La Cour était composée de :
Madame Evelyne THOMASSIN, Président
Madame Pascale POCHIC, Conseiller
Madame Sophie TARIN-TESTOT, Conseiller
qui en ont délibéré.
Greffier lors des débats : Mme Josiane BOMEA.
Les parties ont été avisées que le prononcé de la décision aurait lieu par mise à disposition au greffe le 18 Mars 2021.
ARRÊT
Contradictoire,
Prononcé par mise à disposition au greffe le 18 Mars 2021.
Signé par Madame Evelyne THOMASSIN, Président et Mme Josiane BOMEA, greffier auquel la minute de la décision a été remise par le magistrat signataire.
***
Faits, procédure et prétentions des parties :
[…] sont contigües.
Le syndicat des copropriétaires (ci après SDC) de la résidence La Cabridelle I, se plaignant du défaut d’entretien par le SDC de la résidence Les Cavaliers du réseau d’évacuation des eaux pluviales longeant la clôture séparative des fonds, l’a fait assigner en référé devant le président du tribunal de grande instance de Toulon, lequel, par ordonnance du 05 juillet 2013, a notamment :
— condamné le SDC Les Cavaliers, pris en la personne de son syndic en exercice, la société Foncia Gecovar, à exécuter les travaux de reprise de la canalisation d’évacuation des eaux pluviales longeant la copropriété Les Cavaliers et la copropriété La Cabridelle I, dans un délai de trois mois à compter de la signification de la décision et ce sous astreinte de 150€ par jour de retard.
Cette ordonnance a été signifiée le 18 juillet 2013 au SDC de la copropriété Les Cavaliers et aucune
partie n’en a interjeté appel.
Le SDC La Cabridelle I représenté par son syndic en exercice, la société Azur Provence, a fait assigner le SDC Les Cavaliers, pris en la personne de son syndic en exercice, la société Foncia Gecovar, devant le juge de l’exécution du tribunal de grande instance de Toulon aux fins notamment de liquider l’astreinte.
Par jugement du 28 janvier 2020, le juge de l’exécution de Toulon a :
— constaté la péremption de l’instance engagée sur l’assignation délivrée le 06 mars 2014 par le SDC résidence La Cabridelle I contre le SDC Les Cavaliers,
— constaté en conséquence l’extinction de l’instance et le dessaisissement de la juridiction,
— débouté les parties de leurs demandes respectives au titre des frais irrépétibles,
— rejeté toutes autres demandes,
— condamné le SDC résidence La Cabridelle I aux dépens.
Le juge retient qu’il a été saisi par une assignation délivrée le 06 mars 2014, que suite à l’irrecevabilité des demandes soulevées par le SDC Les Cavaliers, le SDC La Cabridelle I a fait délivrer une nouvelle assignation aux fins de liquidation d’astreinte le 20 août 2015, justifiant d’un procès-verbal de l’assemblée générale du 25 avril 2015 autorisant l’avocat à agir en justice, que la seconde assignation n’a jamais été enrôlée au greffe du juge de l’exécution et que le premier dossier a fait l’objet d’un retrait du rôle le 28 mars 2017.
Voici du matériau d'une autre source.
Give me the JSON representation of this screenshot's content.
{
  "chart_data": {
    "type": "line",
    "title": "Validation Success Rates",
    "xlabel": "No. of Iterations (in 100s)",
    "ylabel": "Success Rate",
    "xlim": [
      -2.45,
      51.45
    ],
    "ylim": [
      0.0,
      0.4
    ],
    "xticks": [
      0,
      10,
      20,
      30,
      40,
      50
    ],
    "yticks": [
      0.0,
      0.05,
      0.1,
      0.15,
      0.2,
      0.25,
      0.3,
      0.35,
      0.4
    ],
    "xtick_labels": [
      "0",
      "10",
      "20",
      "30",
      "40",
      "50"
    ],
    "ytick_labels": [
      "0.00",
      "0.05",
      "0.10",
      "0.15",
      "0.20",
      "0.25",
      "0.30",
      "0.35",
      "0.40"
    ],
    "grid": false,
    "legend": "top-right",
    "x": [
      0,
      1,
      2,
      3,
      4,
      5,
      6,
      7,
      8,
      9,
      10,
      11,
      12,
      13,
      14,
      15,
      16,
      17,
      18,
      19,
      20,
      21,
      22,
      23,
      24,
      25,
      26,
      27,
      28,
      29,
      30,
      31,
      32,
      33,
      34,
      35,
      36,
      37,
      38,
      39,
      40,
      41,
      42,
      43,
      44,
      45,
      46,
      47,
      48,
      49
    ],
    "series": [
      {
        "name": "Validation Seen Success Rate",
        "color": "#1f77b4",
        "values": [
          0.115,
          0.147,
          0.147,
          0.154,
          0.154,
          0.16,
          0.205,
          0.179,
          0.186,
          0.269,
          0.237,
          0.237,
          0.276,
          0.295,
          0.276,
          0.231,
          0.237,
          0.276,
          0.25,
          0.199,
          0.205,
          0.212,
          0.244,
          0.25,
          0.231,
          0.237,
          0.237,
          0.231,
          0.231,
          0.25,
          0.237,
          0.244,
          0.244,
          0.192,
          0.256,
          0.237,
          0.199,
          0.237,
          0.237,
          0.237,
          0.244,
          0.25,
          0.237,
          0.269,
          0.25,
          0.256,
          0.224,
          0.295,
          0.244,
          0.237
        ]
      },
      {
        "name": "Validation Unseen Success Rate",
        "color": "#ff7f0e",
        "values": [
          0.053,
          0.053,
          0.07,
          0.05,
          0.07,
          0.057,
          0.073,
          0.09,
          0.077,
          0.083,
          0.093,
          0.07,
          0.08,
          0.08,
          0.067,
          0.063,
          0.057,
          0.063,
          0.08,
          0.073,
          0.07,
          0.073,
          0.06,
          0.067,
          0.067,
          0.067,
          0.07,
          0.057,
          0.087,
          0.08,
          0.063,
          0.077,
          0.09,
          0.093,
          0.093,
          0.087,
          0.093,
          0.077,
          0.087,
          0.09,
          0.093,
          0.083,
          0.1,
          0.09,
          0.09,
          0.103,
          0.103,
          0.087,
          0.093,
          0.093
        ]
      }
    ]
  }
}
Il indique que suite à la demande de réenrôlement présentée le 21 août 2018, seul ce dossier a par la suite été réenrôlé.
Il estime que l’assignation du 20 août 2015 n’est pas un acte interruptif d’instance et qu’aucun acte interruptif d’instance n’est justifié entre la délivrance de l’assignation le 06 mars 2014 et le 18 avril 2016, date d’envoi de pièces par télécopie du défendeur au demandeur.
Il ajoute que l’assignation était irrecevable en raison du défaut de qualité à agir du syndic en l’absence d’assemblée générale des copropriétaires l’y autorisant aux fins de liquidation d’astreinte à la date de délivrance de l’assignation.
Par deux déclarations enregistrées le 27 février 2020 et le 15 juin 2020, lesquelles ont été jointes sous le n° 20-3009 par ordonnance présidentielle du 19 juin 2020, le SDC de la résidence La Cabridelle I a interjeté appel de cette décision, visant l’annulation du jugement ou sa réformation en l’ensemble de ses dispositions.
Dans ses conclusions, déposées par RPVA le 08 septembre 2020, auxquelles il convient de se référer, le SDC de la résidence La Cabridelle I demande à la cour de :
— Prononcer la nullité de la décision rendue le 28 janvier 2020,
Statuant à nouveau :
— juger non périmée l’instance initiée,
— juger recevable l’action initiée,
— juger bien fondée l’action initiée,
En conséquence :
— condamner le SDC Les Cavaliers pris en la personne de son syndic Foncia Gecovar à payer la somme de 33 150€ au titre de la liquidation d’astreinte sur la période allant du 18 octobre 2013 au 26 mai 2014,
— débouter le SDC Les Cavaliers pris en la personne de son syndic Foncia Gecovar de l’ensemble de ses demandes,
— le condamner aux dépens et au paiement d’une somme de 5000€ au titre des frais irrépétibles,
Subsidiairement :
— réformer le jugement,
— juger non périmée l’instance initiée,
— juger le SDC La Cabridelle I pris en la personne de son syndic la société Azur Provence recevable et bien fondé à agir,
— condamner le SDC Les Cavaliers pris en la personne de son syndic la société Foncia Gecovar à payer la somme de 33 150€ au titre de la liquidation d’astreinte prononcée au terme de l’ordonnance de référé du 05 juillet 2013 signifiée le 18 juillet 2013 sur la période allant du 18 octobre 2013 au 26 mai 2014,
— débouter le SDC Les Cavaliers de l’ensemble de ses demandes,
— condamner le SDC Les Cavaliers pris en la personne de son syndic la société Foncia Gecovar aux dépens et à lui verser la somme de 5000 € en application des dispositions de l’article 700 du Code de procédure civile.
Ainsi l’appelant soutient la nullité du jugement en ce qu’il n’a pas respecté les dispositions de l’article 16 du Code de procédure civile soulevant d’office le défaut d’enrôlement de l’assignation et la caducité de la citation, alors que l’assignation avait bien été réceptionnée par le greffe comme il en est justifié et retenant au titre de la péremption, des dates différentes de celles alléguées par le syndicat adverse.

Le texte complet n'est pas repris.